Historically, rising inflation has often been a major issue that has even dethroned governments. In fact, even a moderate rise in food inflation that accounts for nearly half the overall consumer price basket has been known to make voters nervous – something that can be utilized by opposition parties to mount an attack on the ruling government.
It was not just corruption but persistently high inflation that led to the downfall of the Congress-led coalition government in 2014, paving the way for the BJP-led NDA to come to power.
This is why the government has been on overdrive recently to tackle rising rice and wheat prices, in addition to subsidizing prices of other kitchen staples like tomatoes, following a 1,400 percent surge in wholesale prices, resulting in a more than 300 percent increase in retail prices.
Nevertheless, the government is more concerned about controlling the prices of wheat and rice, which are the most common staples in Asia’s third-largest country.
With a vast population of poor people, the government in April 2020 started providing free wheat to millions of beneficiaries during the peak of the coronavirus pandemic.
It was a move that helped many poor households survive the deadly pandemic after having their source of income cut off. But this free distribution of grains dealt a blow to the government’s food stocks and was further aggravated by lower output in 2022 and 2023.
The slower replenishment of food inventories in state warehouses and a constantly growing population indicate that the stocks may be stretched.
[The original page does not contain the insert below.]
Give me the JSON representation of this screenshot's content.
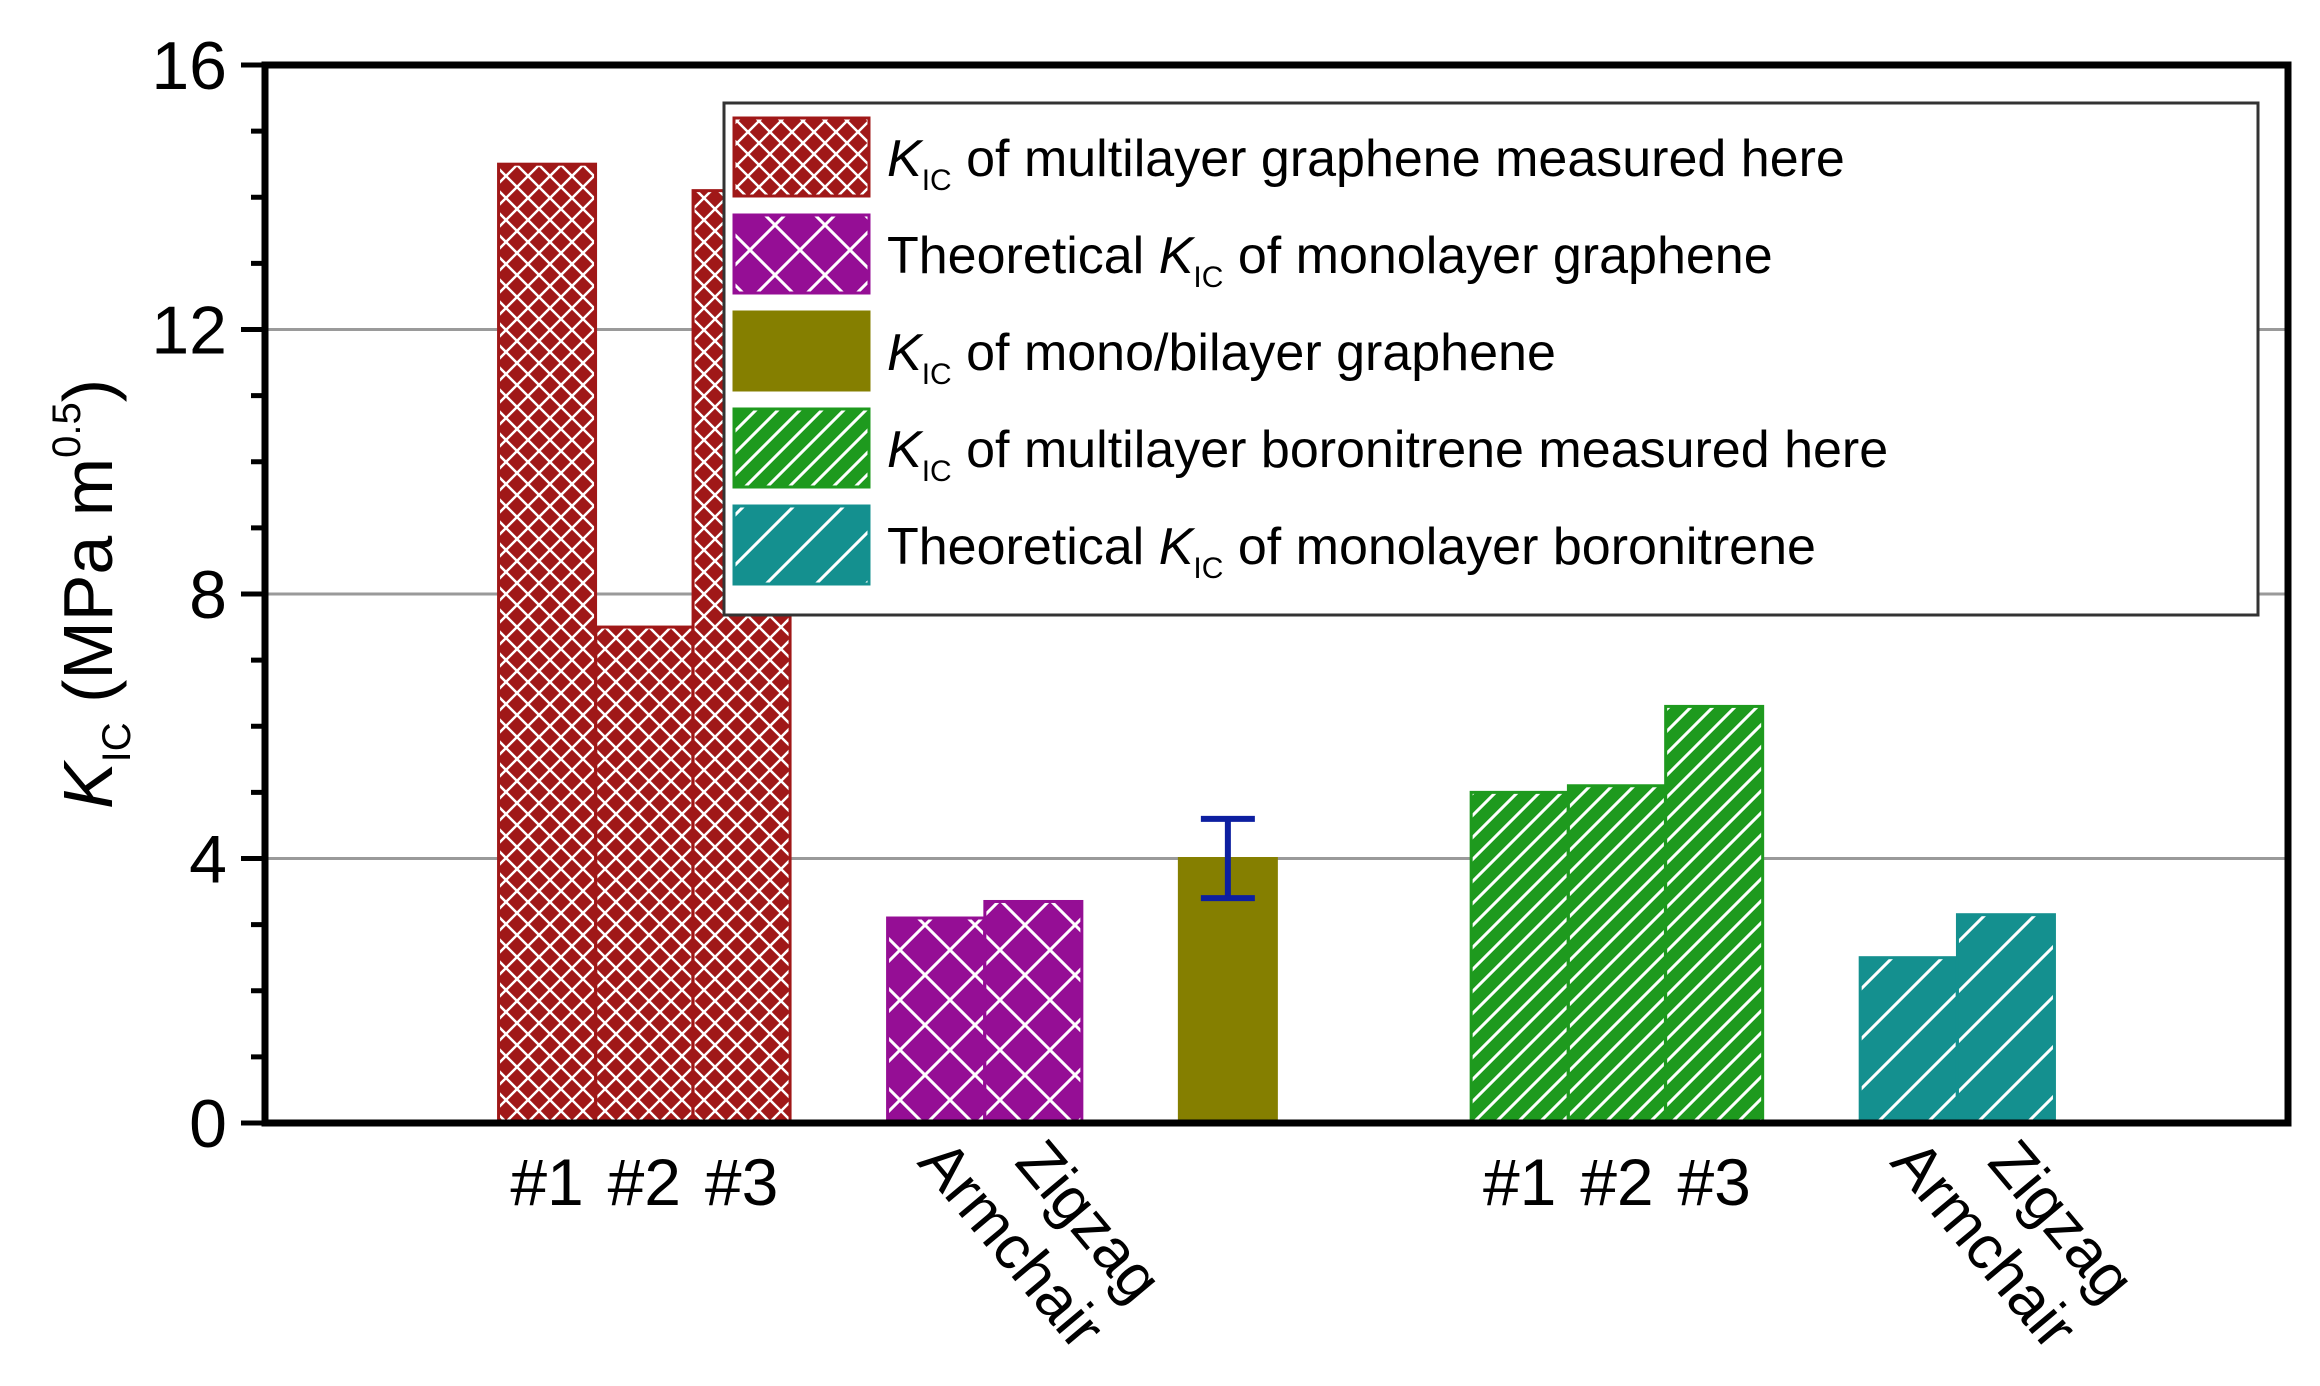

As of August 1, wheat stocks at government warehouses stood at 28.3 million metric tonnes, which is higher than last year’s 26.6 million but much lower than the 10-year average of 35.3 million tonnes.
To meet the ongoing shortfall and rising prices, the government recently offered 5 million metric tonnes of wheat to bulk consumers such as flour millers and biscuit makers to calm prices.
This has further reduced stocks at government warehouses. According to trade estimates quoted in a Reuters report, India needs to import at least 3 to 4 million metric tonnes of wheat to plug the deficit.
For this, the government could explore dropping or lowering the 40 percent import tax on wheat to help flour millers. However, if India imports wheat, it could drive up global prices and make overseas purchases expensive for private traders.
In such a scenario, the government has the option of importing wheat from top producers such as Russia via government-to-government deals.
Given the dynamic nature of the rise of essentials like wheat and rice, it won’t come as a surprise if the government takes some drastic measures to cool down prices, especially as it gears up for the all-important general elections next year.”